Case Study 20

Title: End of the Wild

Author: Jason Taylor

Designer: Cakamura Studios

Genre: Fantasy

Graphics: This is a story about a young couple that finds itself shipwrecked on an island off the British Columbia coast. The island is populated by “legendary creatures” from native mythology. Does the cover convey that?

Not really. There is no indication, in the image, of shipwreck or island or strange creatures. (The tree-studded background could be part of a long, continental coast rather than an island.)
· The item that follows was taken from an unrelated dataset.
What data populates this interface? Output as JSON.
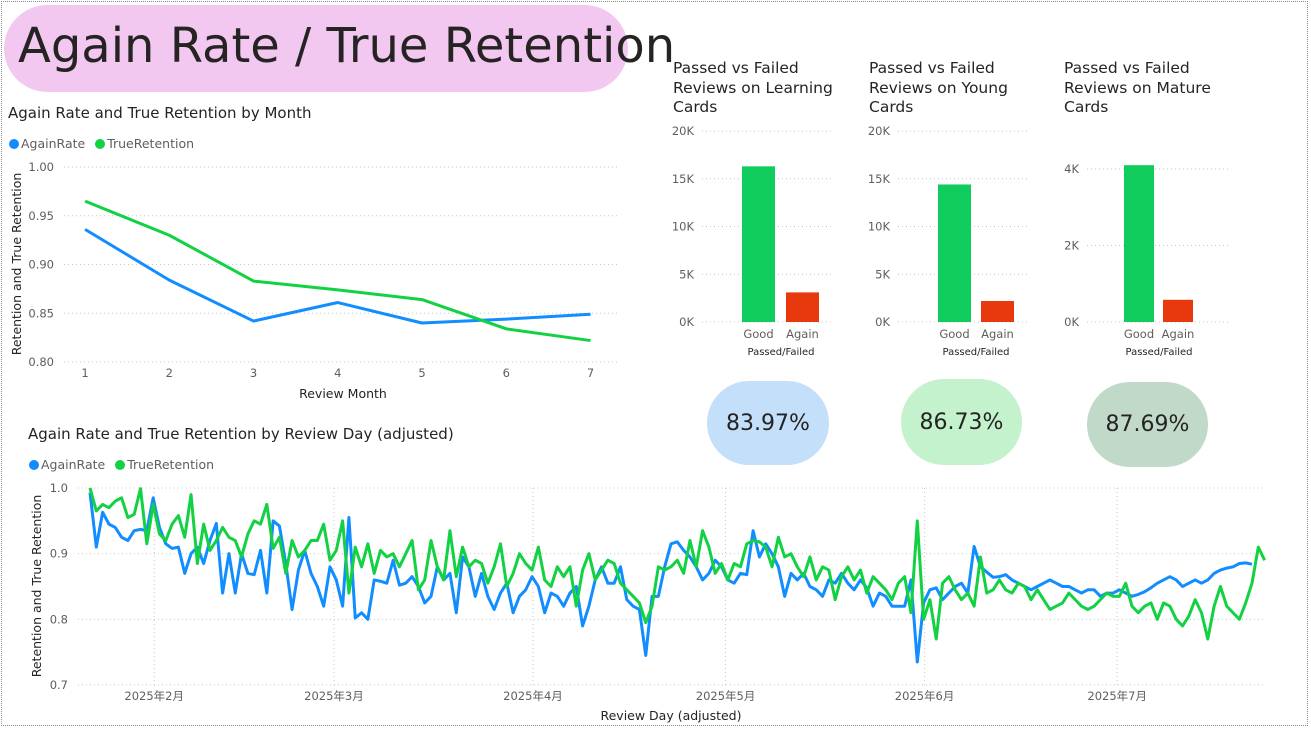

When I first saw the cover, I thought the book was a non-fiction account of a sailing adventure. In fact, the sailboat at rest in calm water is deceptive, because there is no such scene in the book. The very first paragraph has the boat’s hull breached by rocks, and within a few paragraph the boat sinks and the man and woman find themselves on the shore.

I suspect this was a case of the designer finding a pretty photo and settling for it. It’s easy to imagine how an illustrator might have worked up those initial paragraphs into a compelling cover, but perhaps the author was on a tight budget and couldn’t afford an illustrator.

Typography: Not a few outdoor-adventure books use thin fonts, such as Helvetica, with widely-spaced letters, as here. Nothing wrong with that, though nothing innovative either.

The title is legible enough, but the author’s first name gets lost in the mist on the hillside. It’s hard to say how to fix that problem while keeping the image.

Perhaps the first name could have been stacked atop the surname, thus making almost all the text flush right. (If the title lines were closer together, even the first word could have its own line, without forcing the last word of the title onto the light-colored water.)

Overall: The biggest problem with this cover is that it doesn’t suggest the genre. For that matter, it doesn’t even suggest that this is a novel.